Israel has struck nuclear facilities in two other countries: Iraq’s Osirak reactor in 1981 and Syria’s Al-Kibar reactor in 2007. Both were pre-emptive strikes against facilities that had not yet produced weapons-grade material. Iran’s nuclear program is more dispersed — spread across Natanz, Fordow (built inside a mountain), Isfahan, and other sites — and more advanced than either the Iraqi or Syrian programs were at the time of their destruction. Netanyahu has stated publicly that dismantlement is his condition. Israeli officials have privately warned that an MOU without uranium removal could lead to independent military action, a step that would widen the conflict into direct Israeli-Iranian hostilities and pull Saudi Arabia — whose airspace and basing infrastructure are already entangled in the US military posture — further into the escalation path.

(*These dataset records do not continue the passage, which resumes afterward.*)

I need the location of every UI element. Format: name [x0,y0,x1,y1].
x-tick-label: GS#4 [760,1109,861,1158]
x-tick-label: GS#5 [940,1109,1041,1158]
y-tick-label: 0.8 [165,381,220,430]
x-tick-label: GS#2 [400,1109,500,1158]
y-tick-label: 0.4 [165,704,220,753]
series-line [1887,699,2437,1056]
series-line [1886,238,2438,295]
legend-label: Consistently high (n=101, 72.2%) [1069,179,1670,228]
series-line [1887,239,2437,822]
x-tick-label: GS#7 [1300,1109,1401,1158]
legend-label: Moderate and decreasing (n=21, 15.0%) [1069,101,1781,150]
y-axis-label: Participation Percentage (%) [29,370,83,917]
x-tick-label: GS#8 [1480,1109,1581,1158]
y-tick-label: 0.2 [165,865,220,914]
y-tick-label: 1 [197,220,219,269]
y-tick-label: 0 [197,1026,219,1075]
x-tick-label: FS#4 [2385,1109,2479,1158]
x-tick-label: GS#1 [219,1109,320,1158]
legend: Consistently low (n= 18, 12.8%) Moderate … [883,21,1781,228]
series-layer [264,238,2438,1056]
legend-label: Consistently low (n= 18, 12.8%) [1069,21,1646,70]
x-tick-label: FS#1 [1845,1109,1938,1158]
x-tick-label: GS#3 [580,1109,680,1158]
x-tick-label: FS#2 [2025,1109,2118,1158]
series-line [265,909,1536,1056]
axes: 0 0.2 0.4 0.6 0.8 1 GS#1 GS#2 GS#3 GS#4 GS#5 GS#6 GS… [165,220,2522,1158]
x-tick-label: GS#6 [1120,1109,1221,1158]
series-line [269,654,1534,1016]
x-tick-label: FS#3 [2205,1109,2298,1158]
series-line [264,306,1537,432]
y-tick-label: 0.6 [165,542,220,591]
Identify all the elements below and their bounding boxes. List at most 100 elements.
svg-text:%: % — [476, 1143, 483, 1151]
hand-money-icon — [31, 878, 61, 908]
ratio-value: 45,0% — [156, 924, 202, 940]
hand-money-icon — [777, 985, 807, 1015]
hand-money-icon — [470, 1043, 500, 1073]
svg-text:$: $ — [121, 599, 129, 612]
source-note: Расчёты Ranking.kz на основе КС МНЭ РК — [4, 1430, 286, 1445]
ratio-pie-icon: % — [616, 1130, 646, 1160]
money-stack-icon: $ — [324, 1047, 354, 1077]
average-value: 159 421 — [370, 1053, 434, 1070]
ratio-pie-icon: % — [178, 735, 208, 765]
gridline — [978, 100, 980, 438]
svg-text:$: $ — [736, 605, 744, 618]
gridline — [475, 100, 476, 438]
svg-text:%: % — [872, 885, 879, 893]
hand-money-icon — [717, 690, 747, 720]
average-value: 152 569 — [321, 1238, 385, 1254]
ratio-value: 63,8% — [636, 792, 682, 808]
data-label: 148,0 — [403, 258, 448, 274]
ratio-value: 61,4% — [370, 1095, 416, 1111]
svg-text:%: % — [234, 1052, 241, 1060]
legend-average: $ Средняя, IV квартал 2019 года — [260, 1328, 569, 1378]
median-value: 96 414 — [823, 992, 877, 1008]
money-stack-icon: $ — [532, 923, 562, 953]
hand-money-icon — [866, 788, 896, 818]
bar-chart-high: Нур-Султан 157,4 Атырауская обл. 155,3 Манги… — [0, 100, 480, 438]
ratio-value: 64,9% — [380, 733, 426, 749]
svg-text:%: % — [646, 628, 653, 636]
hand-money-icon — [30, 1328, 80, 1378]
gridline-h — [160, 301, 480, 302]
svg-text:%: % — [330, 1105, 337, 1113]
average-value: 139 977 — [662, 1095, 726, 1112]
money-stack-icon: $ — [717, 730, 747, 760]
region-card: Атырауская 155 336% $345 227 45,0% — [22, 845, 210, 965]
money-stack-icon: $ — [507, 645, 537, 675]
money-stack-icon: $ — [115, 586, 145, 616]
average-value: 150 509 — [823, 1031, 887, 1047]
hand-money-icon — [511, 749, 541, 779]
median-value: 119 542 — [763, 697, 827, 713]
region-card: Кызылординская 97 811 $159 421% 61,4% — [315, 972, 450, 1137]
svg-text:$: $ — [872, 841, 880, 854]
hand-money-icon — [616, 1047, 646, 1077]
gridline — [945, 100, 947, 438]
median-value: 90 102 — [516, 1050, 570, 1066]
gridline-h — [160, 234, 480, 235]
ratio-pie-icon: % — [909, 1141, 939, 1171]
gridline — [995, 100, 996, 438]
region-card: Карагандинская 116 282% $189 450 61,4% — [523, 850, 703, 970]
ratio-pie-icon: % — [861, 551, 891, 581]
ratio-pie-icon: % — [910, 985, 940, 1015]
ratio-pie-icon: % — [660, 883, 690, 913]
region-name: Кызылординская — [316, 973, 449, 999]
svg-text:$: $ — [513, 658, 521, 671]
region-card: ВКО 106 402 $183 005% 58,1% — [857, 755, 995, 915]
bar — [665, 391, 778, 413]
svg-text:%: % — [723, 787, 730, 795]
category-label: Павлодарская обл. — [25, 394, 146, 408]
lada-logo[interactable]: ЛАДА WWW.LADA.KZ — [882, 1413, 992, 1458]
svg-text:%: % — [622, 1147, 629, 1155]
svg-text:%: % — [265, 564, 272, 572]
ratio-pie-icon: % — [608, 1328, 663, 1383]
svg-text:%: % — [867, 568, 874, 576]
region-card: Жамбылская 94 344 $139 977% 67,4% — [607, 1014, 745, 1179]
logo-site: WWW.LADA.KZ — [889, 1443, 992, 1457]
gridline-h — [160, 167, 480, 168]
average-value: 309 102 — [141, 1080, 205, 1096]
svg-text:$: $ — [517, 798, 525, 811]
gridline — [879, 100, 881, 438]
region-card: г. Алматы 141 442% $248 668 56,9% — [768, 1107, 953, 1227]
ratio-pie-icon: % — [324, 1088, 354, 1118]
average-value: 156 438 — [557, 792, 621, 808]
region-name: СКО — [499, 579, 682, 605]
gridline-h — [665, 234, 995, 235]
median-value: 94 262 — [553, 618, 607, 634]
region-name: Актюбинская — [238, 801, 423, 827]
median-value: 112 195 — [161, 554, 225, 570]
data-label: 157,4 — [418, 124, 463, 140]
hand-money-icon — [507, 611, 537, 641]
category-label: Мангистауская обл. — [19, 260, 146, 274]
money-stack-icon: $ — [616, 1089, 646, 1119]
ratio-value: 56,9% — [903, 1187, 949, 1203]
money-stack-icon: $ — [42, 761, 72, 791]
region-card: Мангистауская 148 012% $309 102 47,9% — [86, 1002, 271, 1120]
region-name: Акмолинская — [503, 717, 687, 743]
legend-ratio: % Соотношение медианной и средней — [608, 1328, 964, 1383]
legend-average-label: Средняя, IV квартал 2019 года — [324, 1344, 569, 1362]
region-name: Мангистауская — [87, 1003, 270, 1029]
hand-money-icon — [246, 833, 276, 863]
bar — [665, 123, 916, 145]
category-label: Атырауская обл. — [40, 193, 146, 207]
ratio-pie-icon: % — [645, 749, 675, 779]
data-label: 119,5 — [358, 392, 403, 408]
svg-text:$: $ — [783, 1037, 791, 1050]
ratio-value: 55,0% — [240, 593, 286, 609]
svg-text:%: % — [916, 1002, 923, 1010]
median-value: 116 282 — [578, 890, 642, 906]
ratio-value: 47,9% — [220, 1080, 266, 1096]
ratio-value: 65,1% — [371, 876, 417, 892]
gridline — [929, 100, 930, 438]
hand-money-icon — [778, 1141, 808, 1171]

What is “No dust, no dollars” and how does it create a sequencing problem?
“No dust, no dollars” is a White House formulation reported by CNN on May 26, encapsulating the administration’s stated sequencing: Iran’s enriched uranium must be verifiably disposed of before sanctions relief begins. “As the Strait opens, the blockade loosens proportionately,” an official said, linking Hormuz reopening to uranium disposal in a single integrated timeline. The problem is that the MOU’s two-phase structure separates these tracks. Phase 1 covers Hormuz and the ceasefire over 60 days. Phase 2, a subsequent 60-day window, covers nuclear issues. If “No dust, no dollars” is enforced literally, Iran receives no sanctions relief during Phase 1 — removing its incentive to reopen Hormuz. If the phrase is aspirational rather than binding, it offers Israel no guarantee that uranium disposal will actually occur, validating the Israeli fear that Iran “could play the Americans.”